Photo: BH Tilt

White collars, red blood: In The Belko Experiment, American rat racers become guinea pigs in a deadly social experiment. Suddenly trapped within the remote Columbian office building where they put in their 9-to-5 every day, these 80 desperate desk jockeys are instructed by intercom to kill or be killed—to eliminate their coworkers in a timely fashion or risk having their heads remotely detonated one by one. Is this the setup for a grim death-match thriller? Or does it promise something cheekier, a scathing satire about how truly cutthroat corporate culture can be? The Belko Experiment, written by James Gunn (Guardians Of The Galaxy) and directed by Greg McLean (Wolf Creek), never entirely decides how seriously it wants to take its premise. And so it stakes an uncomfortable middle ground. You may think of Dilbert one minute, the Nuremberg defense the next. No, really.

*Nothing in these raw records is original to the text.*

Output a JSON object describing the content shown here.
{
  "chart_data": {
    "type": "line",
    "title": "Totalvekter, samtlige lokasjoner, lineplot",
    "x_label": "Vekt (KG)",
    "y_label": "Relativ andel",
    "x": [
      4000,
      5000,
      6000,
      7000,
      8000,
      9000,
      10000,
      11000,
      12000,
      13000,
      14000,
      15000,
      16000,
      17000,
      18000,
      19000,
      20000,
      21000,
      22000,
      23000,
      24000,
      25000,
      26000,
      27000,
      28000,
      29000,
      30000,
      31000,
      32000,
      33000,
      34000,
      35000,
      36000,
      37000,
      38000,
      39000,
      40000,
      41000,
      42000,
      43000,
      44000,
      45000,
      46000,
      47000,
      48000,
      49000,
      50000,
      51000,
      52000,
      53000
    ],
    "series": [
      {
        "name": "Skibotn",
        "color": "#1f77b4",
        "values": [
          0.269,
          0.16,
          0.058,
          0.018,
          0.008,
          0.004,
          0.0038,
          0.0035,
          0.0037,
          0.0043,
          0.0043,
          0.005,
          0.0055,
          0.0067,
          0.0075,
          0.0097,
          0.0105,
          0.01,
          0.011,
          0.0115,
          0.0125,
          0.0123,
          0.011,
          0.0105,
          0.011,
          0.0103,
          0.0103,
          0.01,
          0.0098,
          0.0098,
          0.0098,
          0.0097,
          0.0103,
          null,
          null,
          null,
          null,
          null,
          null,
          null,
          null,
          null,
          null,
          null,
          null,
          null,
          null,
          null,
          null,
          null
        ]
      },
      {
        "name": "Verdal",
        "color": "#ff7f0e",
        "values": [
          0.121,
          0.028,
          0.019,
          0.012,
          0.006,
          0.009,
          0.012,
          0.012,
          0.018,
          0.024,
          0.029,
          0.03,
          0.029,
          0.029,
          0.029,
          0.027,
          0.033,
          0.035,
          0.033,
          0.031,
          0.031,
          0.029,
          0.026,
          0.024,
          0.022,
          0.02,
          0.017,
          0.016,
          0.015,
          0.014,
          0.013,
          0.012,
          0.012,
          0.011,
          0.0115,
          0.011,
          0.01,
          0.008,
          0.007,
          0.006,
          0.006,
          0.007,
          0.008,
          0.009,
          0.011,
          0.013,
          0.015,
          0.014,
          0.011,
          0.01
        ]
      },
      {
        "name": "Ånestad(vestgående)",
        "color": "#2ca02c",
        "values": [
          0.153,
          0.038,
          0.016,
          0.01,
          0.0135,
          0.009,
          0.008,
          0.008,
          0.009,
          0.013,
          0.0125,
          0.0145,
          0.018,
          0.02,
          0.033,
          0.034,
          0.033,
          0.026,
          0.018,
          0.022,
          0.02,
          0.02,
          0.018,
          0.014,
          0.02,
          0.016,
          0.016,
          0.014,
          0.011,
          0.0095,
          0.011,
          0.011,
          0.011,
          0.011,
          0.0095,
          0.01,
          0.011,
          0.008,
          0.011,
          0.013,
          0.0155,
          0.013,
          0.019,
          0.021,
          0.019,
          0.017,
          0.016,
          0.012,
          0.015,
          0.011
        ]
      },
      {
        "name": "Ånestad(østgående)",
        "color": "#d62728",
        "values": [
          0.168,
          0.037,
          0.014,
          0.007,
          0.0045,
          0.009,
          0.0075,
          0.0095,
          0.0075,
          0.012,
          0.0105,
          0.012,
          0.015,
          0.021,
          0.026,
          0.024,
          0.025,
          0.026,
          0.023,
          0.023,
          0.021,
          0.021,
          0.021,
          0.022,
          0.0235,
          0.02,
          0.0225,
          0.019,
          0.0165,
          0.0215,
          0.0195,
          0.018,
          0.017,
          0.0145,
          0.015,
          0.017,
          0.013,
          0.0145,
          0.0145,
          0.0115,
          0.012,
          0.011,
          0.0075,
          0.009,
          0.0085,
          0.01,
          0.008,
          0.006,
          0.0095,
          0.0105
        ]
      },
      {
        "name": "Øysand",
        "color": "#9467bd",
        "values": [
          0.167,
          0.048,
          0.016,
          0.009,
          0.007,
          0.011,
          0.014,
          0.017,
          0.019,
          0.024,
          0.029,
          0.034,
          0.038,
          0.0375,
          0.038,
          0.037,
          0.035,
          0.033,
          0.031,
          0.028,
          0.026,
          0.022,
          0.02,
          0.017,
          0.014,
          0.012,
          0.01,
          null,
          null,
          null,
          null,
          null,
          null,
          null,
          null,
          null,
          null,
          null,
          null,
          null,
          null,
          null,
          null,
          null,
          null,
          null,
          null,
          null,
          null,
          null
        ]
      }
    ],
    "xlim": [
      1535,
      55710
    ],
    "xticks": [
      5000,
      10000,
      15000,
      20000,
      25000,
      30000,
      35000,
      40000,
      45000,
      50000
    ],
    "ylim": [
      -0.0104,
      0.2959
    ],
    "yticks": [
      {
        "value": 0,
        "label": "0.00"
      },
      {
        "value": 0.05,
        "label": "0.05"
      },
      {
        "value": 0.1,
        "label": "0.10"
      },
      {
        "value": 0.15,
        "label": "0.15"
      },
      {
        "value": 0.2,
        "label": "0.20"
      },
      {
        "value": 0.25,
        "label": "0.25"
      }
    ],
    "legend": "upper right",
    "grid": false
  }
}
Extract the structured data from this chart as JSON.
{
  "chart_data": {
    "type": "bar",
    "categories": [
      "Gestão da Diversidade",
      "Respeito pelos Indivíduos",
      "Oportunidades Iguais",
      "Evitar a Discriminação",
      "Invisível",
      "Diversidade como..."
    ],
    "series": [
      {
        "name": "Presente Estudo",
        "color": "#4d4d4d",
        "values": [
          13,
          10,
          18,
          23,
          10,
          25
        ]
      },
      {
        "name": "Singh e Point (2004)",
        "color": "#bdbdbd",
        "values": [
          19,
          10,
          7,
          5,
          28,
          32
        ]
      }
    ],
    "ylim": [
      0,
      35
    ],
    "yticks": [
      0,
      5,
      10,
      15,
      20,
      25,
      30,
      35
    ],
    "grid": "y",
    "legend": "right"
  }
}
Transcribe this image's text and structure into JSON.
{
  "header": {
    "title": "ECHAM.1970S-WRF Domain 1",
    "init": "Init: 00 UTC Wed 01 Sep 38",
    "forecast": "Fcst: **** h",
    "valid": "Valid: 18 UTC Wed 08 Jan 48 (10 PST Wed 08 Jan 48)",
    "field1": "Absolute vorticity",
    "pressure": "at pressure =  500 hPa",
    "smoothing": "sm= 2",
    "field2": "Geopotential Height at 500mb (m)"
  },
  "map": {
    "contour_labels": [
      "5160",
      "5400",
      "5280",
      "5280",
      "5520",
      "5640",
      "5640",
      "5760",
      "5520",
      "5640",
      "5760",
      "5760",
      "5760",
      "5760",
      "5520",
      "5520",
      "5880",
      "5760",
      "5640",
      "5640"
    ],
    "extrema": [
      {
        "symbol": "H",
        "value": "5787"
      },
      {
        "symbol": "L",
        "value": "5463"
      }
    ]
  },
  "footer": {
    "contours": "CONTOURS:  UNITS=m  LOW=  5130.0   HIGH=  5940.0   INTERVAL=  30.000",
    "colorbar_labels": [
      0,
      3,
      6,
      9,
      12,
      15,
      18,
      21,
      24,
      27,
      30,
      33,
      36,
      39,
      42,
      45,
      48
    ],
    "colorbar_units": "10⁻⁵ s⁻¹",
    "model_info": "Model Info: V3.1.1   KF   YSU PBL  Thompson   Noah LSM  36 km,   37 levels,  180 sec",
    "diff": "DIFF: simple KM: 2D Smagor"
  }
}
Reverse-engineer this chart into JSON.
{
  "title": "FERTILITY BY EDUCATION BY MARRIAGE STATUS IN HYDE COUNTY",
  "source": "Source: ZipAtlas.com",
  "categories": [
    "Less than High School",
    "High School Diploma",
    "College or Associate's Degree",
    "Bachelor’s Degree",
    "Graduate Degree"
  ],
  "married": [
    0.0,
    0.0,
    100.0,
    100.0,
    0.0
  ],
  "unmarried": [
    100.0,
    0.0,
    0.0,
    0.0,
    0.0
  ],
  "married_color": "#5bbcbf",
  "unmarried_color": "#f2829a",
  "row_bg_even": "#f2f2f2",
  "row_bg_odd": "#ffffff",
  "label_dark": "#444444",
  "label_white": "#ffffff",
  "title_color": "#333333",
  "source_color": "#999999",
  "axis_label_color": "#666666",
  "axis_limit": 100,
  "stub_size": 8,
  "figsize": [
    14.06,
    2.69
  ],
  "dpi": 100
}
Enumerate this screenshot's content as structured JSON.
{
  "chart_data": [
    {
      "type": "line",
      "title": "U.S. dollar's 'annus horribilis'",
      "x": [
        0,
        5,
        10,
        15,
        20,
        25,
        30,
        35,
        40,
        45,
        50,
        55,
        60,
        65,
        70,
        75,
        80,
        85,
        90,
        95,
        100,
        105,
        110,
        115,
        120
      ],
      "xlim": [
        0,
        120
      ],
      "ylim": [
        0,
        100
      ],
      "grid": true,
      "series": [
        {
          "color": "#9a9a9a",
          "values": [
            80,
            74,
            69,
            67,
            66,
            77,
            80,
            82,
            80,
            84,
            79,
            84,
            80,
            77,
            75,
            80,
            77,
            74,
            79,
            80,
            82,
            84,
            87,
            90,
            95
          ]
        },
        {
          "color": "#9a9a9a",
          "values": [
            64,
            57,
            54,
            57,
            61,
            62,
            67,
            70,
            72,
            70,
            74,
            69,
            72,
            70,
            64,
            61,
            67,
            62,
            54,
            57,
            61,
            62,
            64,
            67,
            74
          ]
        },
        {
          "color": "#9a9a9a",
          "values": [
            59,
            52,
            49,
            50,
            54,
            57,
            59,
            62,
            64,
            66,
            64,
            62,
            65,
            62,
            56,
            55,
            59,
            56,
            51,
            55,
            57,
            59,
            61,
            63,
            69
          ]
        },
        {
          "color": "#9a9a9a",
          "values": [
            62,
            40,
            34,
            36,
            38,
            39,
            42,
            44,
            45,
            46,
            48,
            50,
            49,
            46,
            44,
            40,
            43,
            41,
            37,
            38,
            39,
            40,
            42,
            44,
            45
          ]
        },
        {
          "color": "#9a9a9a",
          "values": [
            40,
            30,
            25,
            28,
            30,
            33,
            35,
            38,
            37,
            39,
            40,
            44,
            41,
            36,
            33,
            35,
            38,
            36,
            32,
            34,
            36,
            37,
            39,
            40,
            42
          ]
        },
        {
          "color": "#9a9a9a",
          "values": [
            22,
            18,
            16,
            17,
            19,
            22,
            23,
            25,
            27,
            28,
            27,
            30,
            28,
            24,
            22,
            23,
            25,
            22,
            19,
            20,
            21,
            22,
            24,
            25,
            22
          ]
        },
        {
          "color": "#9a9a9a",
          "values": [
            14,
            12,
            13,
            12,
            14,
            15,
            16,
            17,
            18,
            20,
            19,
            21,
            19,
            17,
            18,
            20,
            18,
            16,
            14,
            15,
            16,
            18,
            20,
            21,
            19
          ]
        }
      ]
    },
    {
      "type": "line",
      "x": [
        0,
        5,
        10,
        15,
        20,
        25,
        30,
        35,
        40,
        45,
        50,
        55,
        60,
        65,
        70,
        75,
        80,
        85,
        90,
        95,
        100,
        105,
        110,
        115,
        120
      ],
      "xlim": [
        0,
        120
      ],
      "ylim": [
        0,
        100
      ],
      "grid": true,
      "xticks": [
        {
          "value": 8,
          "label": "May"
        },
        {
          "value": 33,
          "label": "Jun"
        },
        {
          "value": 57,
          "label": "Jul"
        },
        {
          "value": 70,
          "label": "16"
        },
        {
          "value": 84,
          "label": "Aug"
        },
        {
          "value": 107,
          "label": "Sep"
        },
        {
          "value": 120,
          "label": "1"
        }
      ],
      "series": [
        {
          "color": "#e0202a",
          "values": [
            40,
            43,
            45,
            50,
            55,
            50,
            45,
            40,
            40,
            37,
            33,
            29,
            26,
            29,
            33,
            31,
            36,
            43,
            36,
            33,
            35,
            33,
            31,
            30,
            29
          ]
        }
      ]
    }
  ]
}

The movie peaks during its opening stretch, which unfolds with a certain psychological plausibility. Finding themselves locked inside their workplace by a series of iron shutters that slam down over every door and window, the staffers of the Belko Corporation don’t instantly turn violent. In fact, they don’t even start offing each other right when the threat becomes real—which it to say, when a few employees are randomly sacrificed, their skulls blown open by the supposed “tracking devices” implanted in them by corporate. Instead, the bloodshed grows slowly out of polite discussion, snowballing from the coldly logical reasoning of company COO Barry (Scandal’s Tony Goldwyn). His chilling rationalizations are challenged by the film’s moral compass and voice of reason, Mike (John Gallagher Jr., doing another loose variation on The Office’s Jim Halpert, who he previously mimicked for three seasons on Aaron Sorkin’s The Newsroom).

The Belko Experiment fills its company directory with a sprawling cast of familiar faces and game character actors; at times, it uses the performers’ recognizability against the audience, subverting expectations. (Surely, the star of one of cinema’s most notorious serial-killer stories has been cast as the most vicious character, right?) The closest point of reference here is probably the Japanese cult favorite (and Hunger Games precursor) Battle Royale. But that movie played more extensively with the existing relationships among its unwilling combatants, who shared classrooms instead of cubicles. Belko hints at first that it might treat its carnage like an extension of office politics, but beyond making upper management the cold-blooded aggressors—with Scrubs alum John C. McGinley as the most remorseless of the lot, a budding psychopath in a tie and button up—the opportunity is largely blown. At a certain point, we could just be watching strangers kill each other.


Is it an uneasy collision of sensibilities that keeps the movie from settling on a consistent tone? Gunn, who wrote the screenplay years ago, specialized in a much nastier breed of genre fare before getting scooped up by Marvel; his tendency to treat sudden, hideous death as a dark punchline (see Super, or the Dawn Of The Dead remake, which he also wrote) gets a big workout in Belko’s periodic strings of exploding noggins. McLean, by contrast, tends to play extremity nightmarishly straight. Consequently, The Belko Experiment teeters between “fun,” gory brutality and a more seriously disturbing variety—the latter epitomized by the film’s centerpiece, a chillingly organized process of elimination that echoes mass shootings and historic Final Solutions in equal measure. After that crucible, who’s really in the mood to see someone get their face bashed in with a tape dispenser?